Re: [RFC v2] /dev/iommu uAPI proposal

From: Raj, Ashok
Date: Thu Jul 15 2021 - 13:49:12 EST


On Thu, Jul 15, 2021 at 02:18:26PM -0300, Jason Gunthorpe wrote:
> On Thu, Jul 15, 2021 at 09:21:41AM -0700, Raj, Ashok wrote:
> > On Thu, Jul 15, 2021 at 12:23:25PM -0300, Jason Gunthorpe wrote:
> > > On Thu, Jul 15, 2021 at 06:57:57AM -0700, Raj, Ashok wrote:
> > > > On Thu, Jul 15, 2021 at 09:48:13AM -0300, Jason Gunthorpe wrote:
> > > > > On Thu, Jul 15, 2021 at 06:49:54AM +0000, Tian, Kevin wrote:
> > > > >
> > > > > > No. You are right on this case. I don't think there is a way to
> > > > > > differentiate one mdev from the other if they come from the
> > > > > > same parent and attached by the same guest process. In this
> > > > > > case the fault could be reported on either mdev (e.g. the first
> > > > > > matching one) to get it fixed in the guest.
> > > > >
> > > > > If the IOMMU can't distinguish the two mdevs they are not isolated
> > > > > and would have to share a group. Since group sharing is not supported
> > > > > today this seems like a non-issue
> > > >
> > > > Does this mean we have to prevent 2 mdev's from same pdev being assigned to
> > > > the same guest?
> > >
> > > No, it means that the IOMMU layer has to be able to distinguish them.
> >
> > Ok, the guest has no control over it, as it see 2 separate pci devices and
> > thinks they are all different.
> >
> > Only time when it can fail is during the bind operation. From guest
> > perspective a bind in vIOMMU just turns into a write to local table and a
> > invalidate will cause the host to update the real copy from the shadow.
> >
> > There is no way to fail the bind? and Allocation of the PASID is also a
> > separate operation and has no clue how its going to be used in the guest.
>
> You can't attach the same RID to the same PASID twice. The IOMMU code
> should prevent this.
>
> As we've talked about several times, it seems to me the vIOMMU
> interface is misdesigned for the requirements you have. The hypervisor
> should have a role in allocating the PASID since there are invisible
> hypervisor restrictions. This is one of them.
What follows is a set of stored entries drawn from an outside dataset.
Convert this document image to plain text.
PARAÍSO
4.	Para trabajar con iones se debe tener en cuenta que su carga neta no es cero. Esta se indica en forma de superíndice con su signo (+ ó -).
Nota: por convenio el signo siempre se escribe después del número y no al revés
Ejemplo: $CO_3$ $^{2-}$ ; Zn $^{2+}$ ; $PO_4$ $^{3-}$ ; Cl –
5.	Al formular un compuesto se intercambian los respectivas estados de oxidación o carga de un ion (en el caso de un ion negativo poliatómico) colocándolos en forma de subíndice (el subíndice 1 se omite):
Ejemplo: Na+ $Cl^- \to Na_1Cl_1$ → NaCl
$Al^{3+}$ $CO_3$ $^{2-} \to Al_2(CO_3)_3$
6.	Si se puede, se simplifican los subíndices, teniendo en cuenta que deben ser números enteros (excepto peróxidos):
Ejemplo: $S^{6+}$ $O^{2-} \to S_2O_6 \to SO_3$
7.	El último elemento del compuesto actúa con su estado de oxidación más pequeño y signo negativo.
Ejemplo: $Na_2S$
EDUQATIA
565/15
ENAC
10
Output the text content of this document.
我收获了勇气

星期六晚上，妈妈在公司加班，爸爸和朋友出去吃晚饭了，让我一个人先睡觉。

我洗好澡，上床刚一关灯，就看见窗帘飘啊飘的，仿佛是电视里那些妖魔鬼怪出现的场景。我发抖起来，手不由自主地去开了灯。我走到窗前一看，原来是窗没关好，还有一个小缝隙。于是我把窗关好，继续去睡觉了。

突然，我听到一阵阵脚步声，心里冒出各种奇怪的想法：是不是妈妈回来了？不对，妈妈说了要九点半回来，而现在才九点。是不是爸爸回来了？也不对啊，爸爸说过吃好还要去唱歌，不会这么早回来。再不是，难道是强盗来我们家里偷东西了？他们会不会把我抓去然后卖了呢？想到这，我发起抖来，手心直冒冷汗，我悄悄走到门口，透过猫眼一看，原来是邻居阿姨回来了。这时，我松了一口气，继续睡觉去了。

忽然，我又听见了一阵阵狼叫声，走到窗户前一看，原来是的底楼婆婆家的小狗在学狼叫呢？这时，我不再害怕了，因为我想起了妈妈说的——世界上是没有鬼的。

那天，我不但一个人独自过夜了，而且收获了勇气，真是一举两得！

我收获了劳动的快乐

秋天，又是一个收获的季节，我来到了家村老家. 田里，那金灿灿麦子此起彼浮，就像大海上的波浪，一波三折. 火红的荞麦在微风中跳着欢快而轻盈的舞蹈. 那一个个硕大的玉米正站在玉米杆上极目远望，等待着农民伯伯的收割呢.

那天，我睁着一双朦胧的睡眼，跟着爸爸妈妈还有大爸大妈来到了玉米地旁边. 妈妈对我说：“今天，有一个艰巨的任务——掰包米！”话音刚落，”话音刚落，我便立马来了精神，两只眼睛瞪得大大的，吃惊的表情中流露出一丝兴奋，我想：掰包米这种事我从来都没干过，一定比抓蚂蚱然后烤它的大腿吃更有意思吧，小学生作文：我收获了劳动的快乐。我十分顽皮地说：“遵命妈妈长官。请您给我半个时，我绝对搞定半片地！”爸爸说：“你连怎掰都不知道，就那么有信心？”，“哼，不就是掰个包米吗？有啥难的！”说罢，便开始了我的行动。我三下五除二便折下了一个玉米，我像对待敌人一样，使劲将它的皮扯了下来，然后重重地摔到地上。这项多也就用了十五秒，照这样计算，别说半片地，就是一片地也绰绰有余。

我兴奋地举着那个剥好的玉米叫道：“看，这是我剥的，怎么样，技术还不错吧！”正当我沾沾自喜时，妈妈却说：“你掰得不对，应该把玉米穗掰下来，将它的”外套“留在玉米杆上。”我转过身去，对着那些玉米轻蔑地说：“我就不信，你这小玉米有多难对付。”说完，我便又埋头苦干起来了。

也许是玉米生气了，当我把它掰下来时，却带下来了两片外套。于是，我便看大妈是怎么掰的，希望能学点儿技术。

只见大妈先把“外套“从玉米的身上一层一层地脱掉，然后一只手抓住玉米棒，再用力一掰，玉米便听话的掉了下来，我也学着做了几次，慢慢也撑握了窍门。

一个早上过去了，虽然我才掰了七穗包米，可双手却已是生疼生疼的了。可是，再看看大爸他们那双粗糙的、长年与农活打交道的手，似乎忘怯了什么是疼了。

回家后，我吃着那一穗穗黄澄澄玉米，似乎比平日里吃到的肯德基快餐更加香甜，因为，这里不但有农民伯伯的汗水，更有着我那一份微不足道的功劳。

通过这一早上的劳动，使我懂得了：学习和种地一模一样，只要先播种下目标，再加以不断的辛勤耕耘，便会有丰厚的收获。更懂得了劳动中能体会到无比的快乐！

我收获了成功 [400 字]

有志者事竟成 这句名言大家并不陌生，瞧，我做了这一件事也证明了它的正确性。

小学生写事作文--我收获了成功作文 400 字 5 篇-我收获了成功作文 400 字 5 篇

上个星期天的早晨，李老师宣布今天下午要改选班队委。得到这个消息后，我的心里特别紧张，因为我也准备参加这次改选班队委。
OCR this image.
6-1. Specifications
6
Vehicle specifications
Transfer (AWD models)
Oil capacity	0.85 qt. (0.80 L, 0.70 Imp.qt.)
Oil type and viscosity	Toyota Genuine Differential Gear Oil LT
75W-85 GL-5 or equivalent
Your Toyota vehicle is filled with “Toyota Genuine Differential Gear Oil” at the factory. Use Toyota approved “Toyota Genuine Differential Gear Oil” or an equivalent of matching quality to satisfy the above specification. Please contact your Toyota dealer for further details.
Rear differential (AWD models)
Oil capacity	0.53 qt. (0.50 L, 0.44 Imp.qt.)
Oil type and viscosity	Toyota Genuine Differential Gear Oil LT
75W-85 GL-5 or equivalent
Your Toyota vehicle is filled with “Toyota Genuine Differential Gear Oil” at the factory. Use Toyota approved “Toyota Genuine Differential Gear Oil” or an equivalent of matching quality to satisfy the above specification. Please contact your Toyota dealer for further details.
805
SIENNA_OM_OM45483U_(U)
Allocating a PASID is a separate step from binding, isn't it? In vt-d we
have a virtual command interface that can fail an allocation of PASID. But
which device its bound to is a dynamic thing that only gets at bind_mm()
right?

>
> > Do we have any isolation requirements here? its the same process. So if the
> > page-request it sent to guest and even if you report it for mdev1, after
> > the PRQ is resolved by guest, the request from mdev2 from the same guest
> > should simply work?
>
> I think we already talked about this and said it should not be done.

I get the should not be done, I'm wondering where should that be
implemented?